Décrocher ses cymbales [dékròSé sé sêbal]

Fig. A. Notaires à l’enterrement de l’un de leurs collègues.

[dékròSé sé sêbal] (loc. notar. DZING.)
Il faut croire que le notaire est un être différent du commun des mortels puisque précisément, il s’agit pour lui de ne pas mourir comme les autres.

Lui ne trépasse point, ne clabote pas ou ne remercie pas son boulanger tel le pékin moyen.

Monsieur, connu de son vivant pour ses actes authentiques et sa cravate (mais ceci est une autre histoire), possède une expression dédiée pour faire part de son décès.

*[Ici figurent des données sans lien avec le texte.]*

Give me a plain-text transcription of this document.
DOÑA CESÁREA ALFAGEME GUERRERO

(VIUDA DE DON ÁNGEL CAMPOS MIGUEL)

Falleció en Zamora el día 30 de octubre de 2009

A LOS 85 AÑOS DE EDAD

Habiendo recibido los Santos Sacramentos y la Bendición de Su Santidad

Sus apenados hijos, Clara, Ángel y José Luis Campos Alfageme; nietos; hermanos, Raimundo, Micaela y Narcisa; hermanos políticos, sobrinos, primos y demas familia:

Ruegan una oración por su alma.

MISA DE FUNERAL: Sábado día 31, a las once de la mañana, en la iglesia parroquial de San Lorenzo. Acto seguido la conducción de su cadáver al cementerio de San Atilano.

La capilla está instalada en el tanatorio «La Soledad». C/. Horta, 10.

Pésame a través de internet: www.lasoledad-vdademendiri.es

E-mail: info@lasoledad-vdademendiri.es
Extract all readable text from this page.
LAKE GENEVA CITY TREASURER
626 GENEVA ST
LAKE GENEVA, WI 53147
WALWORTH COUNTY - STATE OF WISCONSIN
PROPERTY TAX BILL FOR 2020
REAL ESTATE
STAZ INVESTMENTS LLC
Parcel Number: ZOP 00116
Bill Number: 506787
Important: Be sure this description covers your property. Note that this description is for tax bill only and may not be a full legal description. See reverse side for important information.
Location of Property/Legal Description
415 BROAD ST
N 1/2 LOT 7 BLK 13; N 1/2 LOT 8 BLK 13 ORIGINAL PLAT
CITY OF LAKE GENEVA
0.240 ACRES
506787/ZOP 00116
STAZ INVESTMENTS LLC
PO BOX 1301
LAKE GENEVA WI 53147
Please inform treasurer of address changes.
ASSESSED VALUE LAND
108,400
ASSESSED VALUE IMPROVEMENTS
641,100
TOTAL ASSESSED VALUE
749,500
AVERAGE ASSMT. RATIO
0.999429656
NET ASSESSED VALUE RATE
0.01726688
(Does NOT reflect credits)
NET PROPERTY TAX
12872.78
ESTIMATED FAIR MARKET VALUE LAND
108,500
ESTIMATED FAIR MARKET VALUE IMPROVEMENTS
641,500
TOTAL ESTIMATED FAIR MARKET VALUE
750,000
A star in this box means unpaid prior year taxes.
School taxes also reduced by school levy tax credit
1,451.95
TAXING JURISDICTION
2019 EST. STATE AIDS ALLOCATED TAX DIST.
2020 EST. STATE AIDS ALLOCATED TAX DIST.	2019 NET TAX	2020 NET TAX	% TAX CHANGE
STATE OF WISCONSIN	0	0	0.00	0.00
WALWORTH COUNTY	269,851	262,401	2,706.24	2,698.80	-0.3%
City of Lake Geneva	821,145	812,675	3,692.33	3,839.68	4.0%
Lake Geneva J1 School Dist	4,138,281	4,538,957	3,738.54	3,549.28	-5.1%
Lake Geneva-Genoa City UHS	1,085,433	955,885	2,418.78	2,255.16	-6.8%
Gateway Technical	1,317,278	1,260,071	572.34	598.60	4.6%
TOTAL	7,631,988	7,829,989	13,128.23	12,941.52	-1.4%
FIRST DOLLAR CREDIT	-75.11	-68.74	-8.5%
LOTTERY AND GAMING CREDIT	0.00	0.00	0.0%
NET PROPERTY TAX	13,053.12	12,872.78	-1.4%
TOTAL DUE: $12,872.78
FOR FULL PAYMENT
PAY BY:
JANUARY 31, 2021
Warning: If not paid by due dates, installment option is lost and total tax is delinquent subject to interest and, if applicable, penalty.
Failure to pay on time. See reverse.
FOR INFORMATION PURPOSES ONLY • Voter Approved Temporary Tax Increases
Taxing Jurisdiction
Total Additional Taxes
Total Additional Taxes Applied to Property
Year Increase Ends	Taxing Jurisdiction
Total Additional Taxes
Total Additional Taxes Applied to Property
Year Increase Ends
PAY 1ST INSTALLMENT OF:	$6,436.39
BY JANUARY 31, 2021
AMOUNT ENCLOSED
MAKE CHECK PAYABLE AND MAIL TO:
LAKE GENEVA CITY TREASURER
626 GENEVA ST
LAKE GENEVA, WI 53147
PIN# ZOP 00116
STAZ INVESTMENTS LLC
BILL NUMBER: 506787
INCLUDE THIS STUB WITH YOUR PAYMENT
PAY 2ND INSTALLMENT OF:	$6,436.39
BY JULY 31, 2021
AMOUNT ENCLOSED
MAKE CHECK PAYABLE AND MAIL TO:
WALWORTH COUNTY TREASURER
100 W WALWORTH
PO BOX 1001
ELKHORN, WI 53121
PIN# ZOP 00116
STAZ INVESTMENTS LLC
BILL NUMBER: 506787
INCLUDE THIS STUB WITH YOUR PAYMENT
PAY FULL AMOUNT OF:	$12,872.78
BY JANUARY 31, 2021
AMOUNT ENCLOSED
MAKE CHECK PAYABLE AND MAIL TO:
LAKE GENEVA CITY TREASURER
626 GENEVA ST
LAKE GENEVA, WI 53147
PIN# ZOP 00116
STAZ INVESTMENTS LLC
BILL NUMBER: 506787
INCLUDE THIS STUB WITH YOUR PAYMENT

On dit en effet de l’officier public qu’il est parti décrocher ses cymbales lorsqu’il s’en va ad patres.

La plaque de métal avec son effigie républicaine assise, trois-quart face et regard fier posé sur le passant qui courbera l’échine devant son caractère martial, est vraisemblablement la source de décrocher ses cymbales tant le disque astiqué s’apparente à la crash rock’n rolleuse ou à la ride jazzy d’une batterie.

Lorsque le glas sonne pour le tabellion c’est le moment de mettre en berne cette enseigne rutilante, ce que le bonhomme de la rue qui, lui, a moins d’études, traduit en décrocher ses cymbales : l’origine est limpide.

Une spécificité qu’aucune profession ne viendra contester si ce n’est quelques vaines tentatives de baisser le rideau qu’on croisera de-ci de-là à l’occasion de l’enterrement d’un patron de Balto ou de l’un de ses confrères boutiquiers de la rue Gama, mais rien qui ne fasse expression unanime. D’ailleurs une bannière indiquant un changement de propriétaire fixée de travers sur la vitrine comme pour mieux rendre compte de l’événement, signalera bien vite qu’ici les chiens aboient et le blanc cass passe.

Rien de cela avec le notaire ayant décroché ses cymbales.

Son successeur – qu’il aura auparavant présenté au Garde des Sceaux – fixera les siennes sans tambours ni trompettes, la profession est discrète.

I can feel it coming in the air tonight, oh Lord

L’arrivée du Roland TR-808 en 1980 va bouleverser le monde bien au-delà des studios d’enregistrement.

La fameuse boîte à rythme programmable qui permet de composer sans cymbales le très chaud Sexual Healing de Marvin Gaye ou encore In the Air Tonight de Phil Collins¹, deux chefs-d’œuvre musicaux de la fin des années surannées, fait oublier la plaque de métal notariale ou musicale.

Décrocher ses cymbales décroche du vocabulaire des hommes à boutons de plastron noirs dont le statut de notable s’écroule dans la foulée; la modernité ne respecte décidément rien.

¹La version longue servant de base à un épisode de Miami Vice demeure dans toutes les mémoires.